Peter, a fellow
Ole working in youth ministry in Petrozavodsk, Russia, has a great post on the
Russian celebration of Victory Day, roughly equivalent to our Memorial Day. His piece led me to reflect on what led me on the path to becoming a Soldier, a path very far removed from everything I had expected or imagined for myself. I suppose now's as good a moment as any to share the story.
There are all sorts of reasons I enlisted, of course. Such a major life choice doesn't spring from a single motivating factor. When the standard script of military smalltalk gets to "so what brought you into the Army?", I usually mention how the linguistic training I could get in the Army more specifically matched my aspirations than anything available in graduate school. But of course, having almost zero contact with the military sphere, I wouldn't have even learned about what training was available if I hadn't been looking into it. So why, during my senior year of college, with a defiantly impractical Classics degree within my reach, was I considering military service? The moment that first opened the door for me to consider military service was, in fact, lost to me for some time. I had completely forgotten about it. I spent my first year in the Army not exactly remembering what had led me to consider enlistment in the first place.
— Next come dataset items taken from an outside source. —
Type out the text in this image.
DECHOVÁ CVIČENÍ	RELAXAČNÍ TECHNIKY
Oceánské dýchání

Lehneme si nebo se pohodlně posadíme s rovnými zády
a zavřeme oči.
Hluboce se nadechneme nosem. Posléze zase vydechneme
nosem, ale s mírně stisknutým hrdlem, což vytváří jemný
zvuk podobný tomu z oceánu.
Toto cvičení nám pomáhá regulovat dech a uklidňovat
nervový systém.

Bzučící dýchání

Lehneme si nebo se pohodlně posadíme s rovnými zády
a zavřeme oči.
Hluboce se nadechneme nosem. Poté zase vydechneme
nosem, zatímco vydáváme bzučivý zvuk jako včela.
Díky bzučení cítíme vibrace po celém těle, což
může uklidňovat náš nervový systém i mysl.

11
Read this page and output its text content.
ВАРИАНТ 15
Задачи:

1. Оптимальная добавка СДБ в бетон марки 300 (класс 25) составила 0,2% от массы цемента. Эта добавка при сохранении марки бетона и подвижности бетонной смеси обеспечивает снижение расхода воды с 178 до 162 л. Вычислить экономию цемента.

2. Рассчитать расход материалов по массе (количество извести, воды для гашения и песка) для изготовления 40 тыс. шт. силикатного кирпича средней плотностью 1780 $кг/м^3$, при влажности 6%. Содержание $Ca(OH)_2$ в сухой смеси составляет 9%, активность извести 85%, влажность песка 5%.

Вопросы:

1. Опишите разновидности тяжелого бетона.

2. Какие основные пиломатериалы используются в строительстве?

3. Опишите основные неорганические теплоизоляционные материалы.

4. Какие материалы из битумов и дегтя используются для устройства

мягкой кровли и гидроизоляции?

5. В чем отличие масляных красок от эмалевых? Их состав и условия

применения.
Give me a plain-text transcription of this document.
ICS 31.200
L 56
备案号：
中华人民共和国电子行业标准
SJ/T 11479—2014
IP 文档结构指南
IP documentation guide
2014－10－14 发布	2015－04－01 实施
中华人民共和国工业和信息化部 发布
Then, sometime last year, I remembered. It was the fall of my senior year, while I was circumnavigating this beautiful and tragic world of ours, that I found myself at the battlefield of Al-Alamein on Egypt's Mediterranean coast. I'd been to war memorials before, and never really managed to internalize much of what I saw. This time, it was different. The North African campaign wasn't even a particularly brutal sideshow of WWII. It's celebrated as much as it is precisely because it featured the (comparatively) easy morality of soldiers fighting soldiers in a desert landscape devoid of "collateral damage". That said, when we visited the German mausoleum and the Commonwealth cemeteries, I was overwhelmed. The German monument includes a dedication to the truly unknown soldiers, those whose remains left no clue to their nationality. It is a tribute to the universality of patriotism, and of sacrifice. But it was in the Commonwealth cemetery, with its rows upon rows of simple headstones, where I was convicted. Each stone there bears a name, a rank, a date, and a relationship. I was saddened -- though not shocked -- to see the numerous stones marked "brother" and "son", over men who died at 18, 19, 20. What took my breath away, left me weeping quietly in the desert, were the stones marked "father". Too many young men with young families of their own lay dead on that desert plain. Too many young women, young mothers, received that terrible news. Too many children grew up with a medal and a photograph on the mantle in the place of a father. Yet England knew well that the price her young men paid -- not to mention their widows and children -- was the fair price of freedom in this dark world. It was on that desert plain, wandering between the gravestones, that I was convicted by the sacrifice of all those young fathers. They had so much more to lose than I, so many more depending on them, and they gave it all. Somewhere deep inside I asked myself if I could risk the same.
I left Alamein and promptly forgot all about duty and honor and sacrifice, for a time. I was still in college, after all. The example of the soldiers buried there had opened a door, however, one that never entirely closed again. And here I am.